Receiving payments is just as easy, and users soon forgive the 3% transaction fee because the convenience is second to none. As soon as you receive the money you can then ‘withdraw’ it straight into your bank account.
It’s why PayPal has become a firm favourite not only for shopping sites like Amazon but for trusted financial services sites, too. Take financial trading on Forex, where tech and financially savvy investors appreciate the convenience of using PayPal financial trading accounts. Why? Because payments can be made or withdrawals received faster than traditional methods, including credit and debit cards.
In an image that those financial traders will understand, this shows the steady rise of PayPal Holdings’ share price on the London Stock Exchange over the last five years. Clearly, things continue to go well for the business.
PayPal’s success sparked a whole raft of new online payment processors. Many have come and gone, but some of the big names include Stripe, GoCardless and Skrill, which emerged from the former Moneybookers brand and is owned by the Paysafe Group, which also has Neteller and the Paysafecard under its umbrella. According to the latest accounts, the Paysafe Group made extraordinary transactional volumes of $85 billion in 2018. That’s a lot of goods and services.
Technology doesn’t stand still, however.

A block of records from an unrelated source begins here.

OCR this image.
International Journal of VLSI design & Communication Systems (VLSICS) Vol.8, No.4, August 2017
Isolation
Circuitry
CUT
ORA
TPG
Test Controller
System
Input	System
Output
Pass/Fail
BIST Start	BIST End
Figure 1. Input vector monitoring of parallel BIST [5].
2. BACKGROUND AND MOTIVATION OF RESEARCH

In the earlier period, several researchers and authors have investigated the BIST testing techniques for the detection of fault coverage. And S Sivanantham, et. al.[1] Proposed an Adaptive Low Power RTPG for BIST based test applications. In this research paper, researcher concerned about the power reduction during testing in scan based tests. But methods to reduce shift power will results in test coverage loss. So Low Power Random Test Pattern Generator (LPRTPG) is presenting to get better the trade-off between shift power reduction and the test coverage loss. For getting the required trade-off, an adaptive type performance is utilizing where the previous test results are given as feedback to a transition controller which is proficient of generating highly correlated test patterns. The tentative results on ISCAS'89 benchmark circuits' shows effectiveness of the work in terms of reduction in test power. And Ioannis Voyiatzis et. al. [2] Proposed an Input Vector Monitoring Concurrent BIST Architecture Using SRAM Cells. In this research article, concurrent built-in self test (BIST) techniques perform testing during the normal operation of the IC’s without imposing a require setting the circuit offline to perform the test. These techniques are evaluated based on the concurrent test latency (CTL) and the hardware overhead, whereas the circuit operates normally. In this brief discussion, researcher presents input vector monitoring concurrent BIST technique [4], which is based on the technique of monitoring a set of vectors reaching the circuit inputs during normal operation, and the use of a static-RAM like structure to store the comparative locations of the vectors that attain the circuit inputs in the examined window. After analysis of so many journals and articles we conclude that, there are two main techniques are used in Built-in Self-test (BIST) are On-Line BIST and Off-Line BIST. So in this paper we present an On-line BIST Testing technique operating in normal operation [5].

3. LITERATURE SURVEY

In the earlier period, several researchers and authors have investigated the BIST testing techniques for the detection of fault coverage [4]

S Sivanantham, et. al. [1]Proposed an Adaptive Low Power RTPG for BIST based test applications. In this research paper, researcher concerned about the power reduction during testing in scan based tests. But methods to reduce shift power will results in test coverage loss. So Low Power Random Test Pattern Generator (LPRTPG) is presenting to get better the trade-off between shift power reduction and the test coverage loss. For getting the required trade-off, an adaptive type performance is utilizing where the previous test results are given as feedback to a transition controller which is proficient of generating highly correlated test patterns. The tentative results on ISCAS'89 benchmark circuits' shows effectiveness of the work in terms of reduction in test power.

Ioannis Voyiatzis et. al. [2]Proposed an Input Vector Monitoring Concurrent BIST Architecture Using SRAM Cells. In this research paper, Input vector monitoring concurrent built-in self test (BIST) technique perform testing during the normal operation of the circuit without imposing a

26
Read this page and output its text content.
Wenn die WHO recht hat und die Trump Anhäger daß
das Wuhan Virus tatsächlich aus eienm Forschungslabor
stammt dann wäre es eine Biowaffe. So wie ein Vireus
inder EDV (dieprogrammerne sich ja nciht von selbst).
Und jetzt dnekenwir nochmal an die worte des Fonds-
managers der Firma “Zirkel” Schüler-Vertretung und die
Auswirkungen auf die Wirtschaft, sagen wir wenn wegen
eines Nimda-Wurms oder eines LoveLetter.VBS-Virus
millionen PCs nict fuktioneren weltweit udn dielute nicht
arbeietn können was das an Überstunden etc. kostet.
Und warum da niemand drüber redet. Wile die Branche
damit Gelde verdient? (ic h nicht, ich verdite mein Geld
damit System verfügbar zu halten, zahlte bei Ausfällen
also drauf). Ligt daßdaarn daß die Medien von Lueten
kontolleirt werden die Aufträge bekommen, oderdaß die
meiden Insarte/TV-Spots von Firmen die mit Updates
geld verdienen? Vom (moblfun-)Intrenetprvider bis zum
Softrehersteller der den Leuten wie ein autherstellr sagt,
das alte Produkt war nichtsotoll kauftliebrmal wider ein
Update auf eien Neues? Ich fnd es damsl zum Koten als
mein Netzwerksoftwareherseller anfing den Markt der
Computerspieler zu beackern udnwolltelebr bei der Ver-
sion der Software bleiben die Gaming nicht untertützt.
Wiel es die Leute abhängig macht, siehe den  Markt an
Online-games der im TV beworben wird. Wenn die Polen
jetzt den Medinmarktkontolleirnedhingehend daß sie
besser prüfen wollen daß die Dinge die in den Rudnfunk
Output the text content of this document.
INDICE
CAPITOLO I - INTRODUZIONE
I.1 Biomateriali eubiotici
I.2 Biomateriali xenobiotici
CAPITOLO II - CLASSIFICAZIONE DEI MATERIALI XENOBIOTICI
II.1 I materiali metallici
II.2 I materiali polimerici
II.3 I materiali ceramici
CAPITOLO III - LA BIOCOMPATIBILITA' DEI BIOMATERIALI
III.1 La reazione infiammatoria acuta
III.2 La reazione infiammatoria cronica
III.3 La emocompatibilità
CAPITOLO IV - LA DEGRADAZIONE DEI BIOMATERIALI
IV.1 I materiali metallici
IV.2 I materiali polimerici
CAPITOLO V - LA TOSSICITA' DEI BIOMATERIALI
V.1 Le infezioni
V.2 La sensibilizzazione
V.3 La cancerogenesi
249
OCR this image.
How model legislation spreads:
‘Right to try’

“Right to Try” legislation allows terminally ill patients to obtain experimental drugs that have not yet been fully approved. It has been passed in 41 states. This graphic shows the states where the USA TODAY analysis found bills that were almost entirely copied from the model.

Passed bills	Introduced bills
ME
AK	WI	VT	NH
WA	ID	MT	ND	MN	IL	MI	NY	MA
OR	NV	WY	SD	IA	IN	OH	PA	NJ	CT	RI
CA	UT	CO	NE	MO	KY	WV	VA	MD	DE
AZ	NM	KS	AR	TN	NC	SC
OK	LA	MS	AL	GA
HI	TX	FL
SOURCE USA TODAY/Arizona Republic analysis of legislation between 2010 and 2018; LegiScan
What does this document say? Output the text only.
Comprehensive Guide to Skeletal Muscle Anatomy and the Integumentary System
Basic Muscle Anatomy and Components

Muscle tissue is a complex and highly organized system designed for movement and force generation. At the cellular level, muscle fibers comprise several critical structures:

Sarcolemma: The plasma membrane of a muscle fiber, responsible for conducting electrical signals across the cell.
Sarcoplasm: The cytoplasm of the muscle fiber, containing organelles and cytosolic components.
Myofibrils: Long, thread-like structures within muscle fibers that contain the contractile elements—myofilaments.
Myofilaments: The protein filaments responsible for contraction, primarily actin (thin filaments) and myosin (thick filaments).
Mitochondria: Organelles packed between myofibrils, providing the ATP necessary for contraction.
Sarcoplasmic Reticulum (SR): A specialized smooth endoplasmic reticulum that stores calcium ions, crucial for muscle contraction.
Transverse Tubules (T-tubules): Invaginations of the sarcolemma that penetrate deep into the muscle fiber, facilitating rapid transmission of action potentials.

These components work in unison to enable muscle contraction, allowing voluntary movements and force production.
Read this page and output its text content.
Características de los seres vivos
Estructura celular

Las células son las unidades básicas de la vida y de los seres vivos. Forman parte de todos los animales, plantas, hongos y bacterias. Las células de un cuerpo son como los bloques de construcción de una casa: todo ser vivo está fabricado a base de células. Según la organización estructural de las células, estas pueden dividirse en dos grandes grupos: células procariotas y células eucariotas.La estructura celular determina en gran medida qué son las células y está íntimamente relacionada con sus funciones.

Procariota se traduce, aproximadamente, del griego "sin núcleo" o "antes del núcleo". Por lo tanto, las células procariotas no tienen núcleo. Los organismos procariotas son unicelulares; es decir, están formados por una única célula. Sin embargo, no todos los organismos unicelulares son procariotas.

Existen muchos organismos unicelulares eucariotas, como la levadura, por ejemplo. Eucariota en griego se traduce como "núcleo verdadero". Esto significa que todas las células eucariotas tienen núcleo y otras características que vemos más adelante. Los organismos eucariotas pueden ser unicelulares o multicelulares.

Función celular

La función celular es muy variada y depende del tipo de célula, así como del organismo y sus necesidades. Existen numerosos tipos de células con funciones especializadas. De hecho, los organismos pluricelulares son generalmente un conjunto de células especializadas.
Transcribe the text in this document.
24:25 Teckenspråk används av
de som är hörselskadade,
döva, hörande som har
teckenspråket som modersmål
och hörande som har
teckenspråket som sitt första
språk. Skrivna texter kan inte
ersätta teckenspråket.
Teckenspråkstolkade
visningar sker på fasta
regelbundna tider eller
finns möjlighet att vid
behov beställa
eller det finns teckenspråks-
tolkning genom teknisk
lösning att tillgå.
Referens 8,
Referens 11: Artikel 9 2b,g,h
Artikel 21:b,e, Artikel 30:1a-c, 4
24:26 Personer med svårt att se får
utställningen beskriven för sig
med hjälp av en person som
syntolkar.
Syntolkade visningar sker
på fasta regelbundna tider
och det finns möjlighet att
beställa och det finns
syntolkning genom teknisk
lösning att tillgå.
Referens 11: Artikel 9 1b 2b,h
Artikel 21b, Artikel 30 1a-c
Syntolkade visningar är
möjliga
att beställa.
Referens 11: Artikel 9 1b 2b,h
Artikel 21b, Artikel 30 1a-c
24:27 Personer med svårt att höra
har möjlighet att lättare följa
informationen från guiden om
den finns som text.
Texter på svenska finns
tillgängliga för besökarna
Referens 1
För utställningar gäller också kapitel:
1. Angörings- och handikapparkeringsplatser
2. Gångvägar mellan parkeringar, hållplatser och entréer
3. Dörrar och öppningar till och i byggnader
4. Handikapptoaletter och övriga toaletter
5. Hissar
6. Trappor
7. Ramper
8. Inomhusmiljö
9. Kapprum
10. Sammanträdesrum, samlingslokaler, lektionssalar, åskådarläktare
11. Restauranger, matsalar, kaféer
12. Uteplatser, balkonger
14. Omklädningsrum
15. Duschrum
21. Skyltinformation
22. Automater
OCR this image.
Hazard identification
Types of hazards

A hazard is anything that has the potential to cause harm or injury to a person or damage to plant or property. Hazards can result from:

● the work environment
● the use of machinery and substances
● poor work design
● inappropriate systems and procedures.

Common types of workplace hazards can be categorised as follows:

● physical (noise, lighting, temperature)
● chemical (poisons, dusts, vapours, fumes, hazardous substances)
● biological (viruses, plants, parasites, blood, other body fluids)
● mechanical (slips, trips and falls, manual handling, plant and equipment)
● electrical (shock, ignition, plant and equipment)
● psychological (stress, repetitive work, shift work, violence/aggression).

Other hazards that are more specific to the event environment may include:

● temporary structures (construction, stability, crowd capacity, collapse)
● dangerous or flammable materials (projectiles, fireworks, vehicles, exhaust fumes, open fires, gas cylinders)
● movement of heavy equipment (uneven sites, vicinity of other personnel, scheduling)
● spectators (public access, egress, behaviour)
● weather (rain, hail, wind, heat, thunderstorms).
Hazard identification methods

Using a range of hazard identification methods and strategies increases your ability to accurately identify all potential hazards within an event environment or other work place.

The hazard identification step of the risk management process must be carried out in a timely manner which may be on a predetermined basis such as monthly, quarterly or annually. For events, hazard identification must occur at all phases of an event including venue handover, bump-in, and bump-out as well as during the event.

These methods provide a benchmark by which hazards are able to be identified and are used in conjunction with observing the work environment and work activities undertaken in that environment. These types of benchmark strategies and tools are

New kids on the block take advantage of the extraordinary speed in which mobile phones have developed. Apple introduced Apple Pay in late 2014, now widely adopted all over the world. Users simply use their Apple smartphone or Apple Watch as they would a contactless card. It’s essentially a digital wallet within your device. Samsung naturally wanted a piece of the action, too, and launched Samsung Pay in the summer of 2015.
We should also look at what the future holds for popular payment methods. While debit cards will continue to link straight to our bank accounts, and payment processors like PayPal will always thrive, a new kid on the block will be chipping away at their foundations. That’s cryptocurrency.
Big players in the global digital coin space are well known – Bitcoin and Ethereum, for example. Yet they hardly scratch the surface when it comes to the number of people using them to buy and sell goods and services.
It needs a big player to enter the space, and that’s what happened last month when Facebook, the global social media giant, unveiled plans for its own cryptocurrency called Libra, which Facebook co-founder Chris Hughes claimed could shift financial power from the central banks.
The possibilities of crypto, which can be traded instantly with very small costs, and is said to be bulletproof in terms of security, are so enormous that even traditional banks are considering using their own versions.
It’s as though the whole payment method wheel has turned full circle.